Says Zegler, “I had come across a survival video that was like a VHS tape that was processed and put onto YouTube, and it was just the most bizarre thing I had ever seen. And that sent me down a rabbit hole with the videos of Bill Clinton talking about what was going to happen.”
While Y2K was already a historical obscurity by the tail-end of the 2000s, its phenomenon was not. After all, Zegler, like all the twentysomething stars of Y2K, remembers the next supposed apocalypse we were supposedly doomed to live through: New Year’s Day 2012 when the Mayan calendar ended.
“I feel like that was our version of Y2K,” Zegler considers. “I was 11 when that took place, and I was on a camping trip with the Girl Scouts and everybody was crying. It was such a weird moment. But it [represents] one of those mass hysteria moments where an idea catches fire with everybody, and they start making up other stories about what they think is going to happen until that snowballs into something crazy. And then nothing happened. Just like Y2K.”

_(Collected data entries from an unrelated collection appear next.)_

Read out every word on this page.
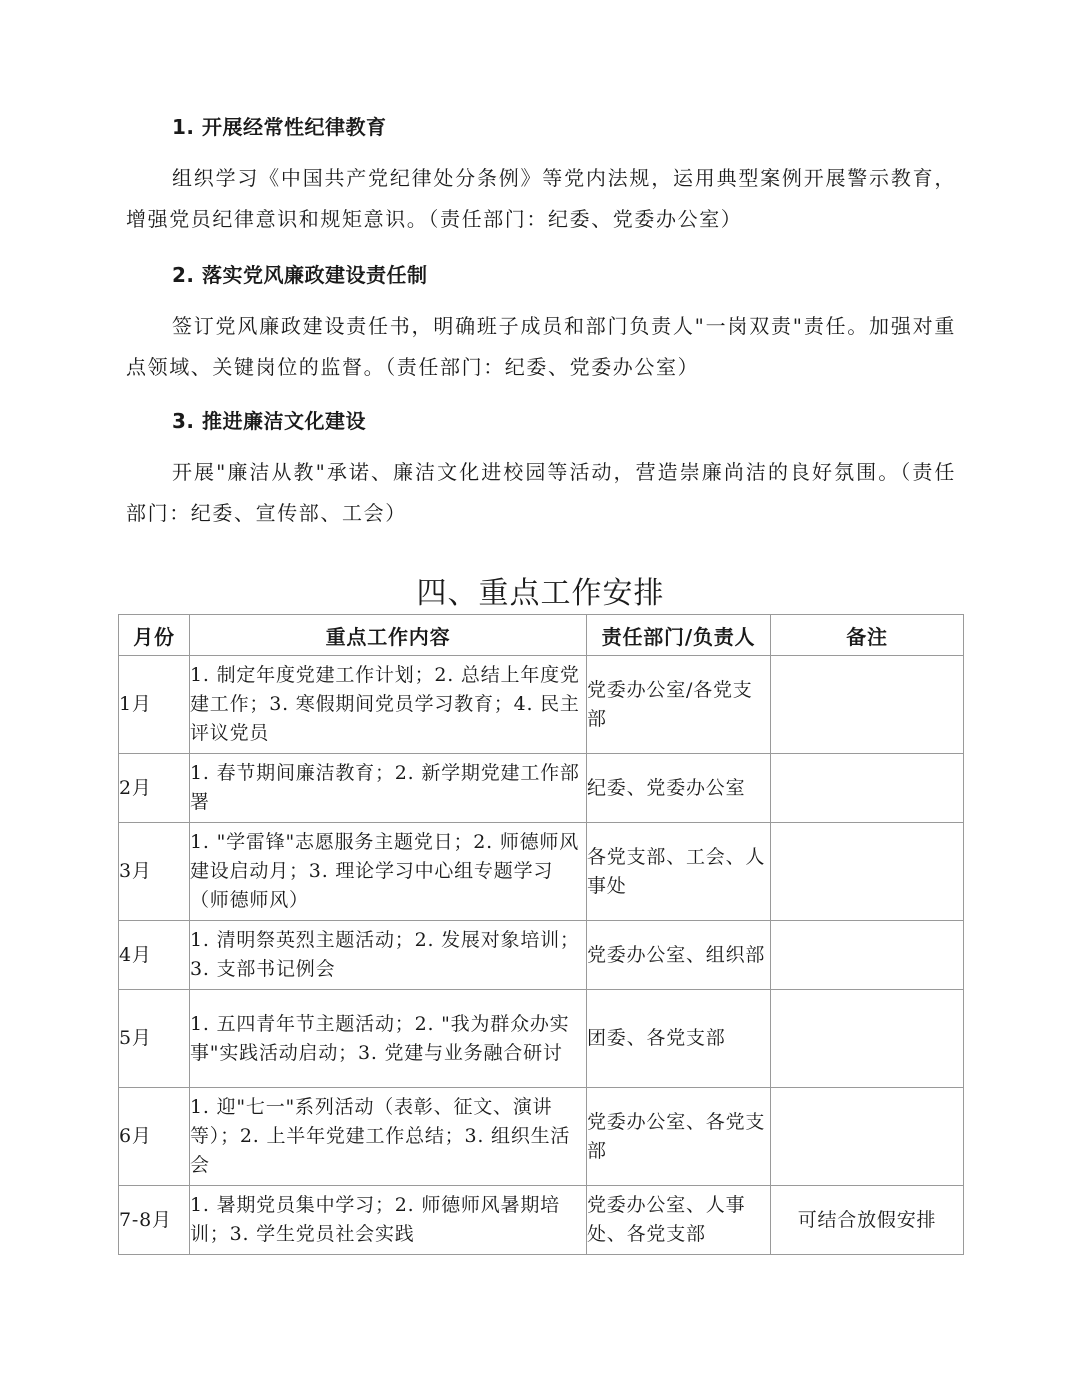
1. 开展经常性纪律教育
组织学习《中国共产党纪律处分条例》等党内法规，运用典型案例开展警示教育，增强党员纪律意识和规矩意识。（责任部门：纪委、党委办公室）
2. 落实党风廉政建设责任制
签订党风廉政建设责任书，明确班子成员和部门负责人"一岗双责"责任。加强对重点领域、关键岗位的监督。（责任部门：纪委、党委办公室）
3. 推进廉洁文化建设
开展"廉洁从教"承诺、廉洁文化进校园等活动，营造崇廉尚洁的良好氛围。（责任部门：纪委、宣传部、工会）
四、重点工作安排
月份	重点工作内容	责任部门/负责人	备注
1月	1. 制定年度党建工作计划；2. 总结上年度党建工作；3. 寒假期间党员学习教育；4. 民主评议党员	党委办公室/各党支部	
2月	1. 春节期间廉洁教育；2. 新学期党建工作部署	纪委、党委办公室	
3月	1. "学雷锋"志愿服务主题党日；2. 师德师风建设启动月；3. 理论学习中心组专题学习（师德师风）	各党支部、工会、人事处	
4月	1. 清明祭英烈主题活动；2. 发展对象培训；3. 支部书记例会	党委办公室、组织部	
5月	1. 五四青年节主题活动；2. "我为群众办实事"实践活动启动；3. 党建与业务融合研讨	团委、各党支部	
6月	1. 迎"七一"系列活动（表彰、征文、演讲等）；2. 上半年党建工作总结；3. 组织生活会	党委办公室、各党支部	
7-8月	1. 暑期党员集中学习；2. 师德师风暑期培训；3. 学生党员社会实践	党委办公室、人事处、各党支部	可结合放假安排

Hence the appeal of the movie Y2K which allows us to live, if vicariously, in an alternate history where the worst fears of the “millennium bug” come true—perhaps even more so as the movie features killer Roombas and iMacs.
“I think there is probably a species-wide collective death drive,” muses Evan Winter who co-wrote Y2K with Mooney. “It’s like a form of escapism and it’s something that you don’t want to live through in real life, so you [try to] get a fix on it in a story, and you can get the thrill of it, but then also the safety of it not being real.”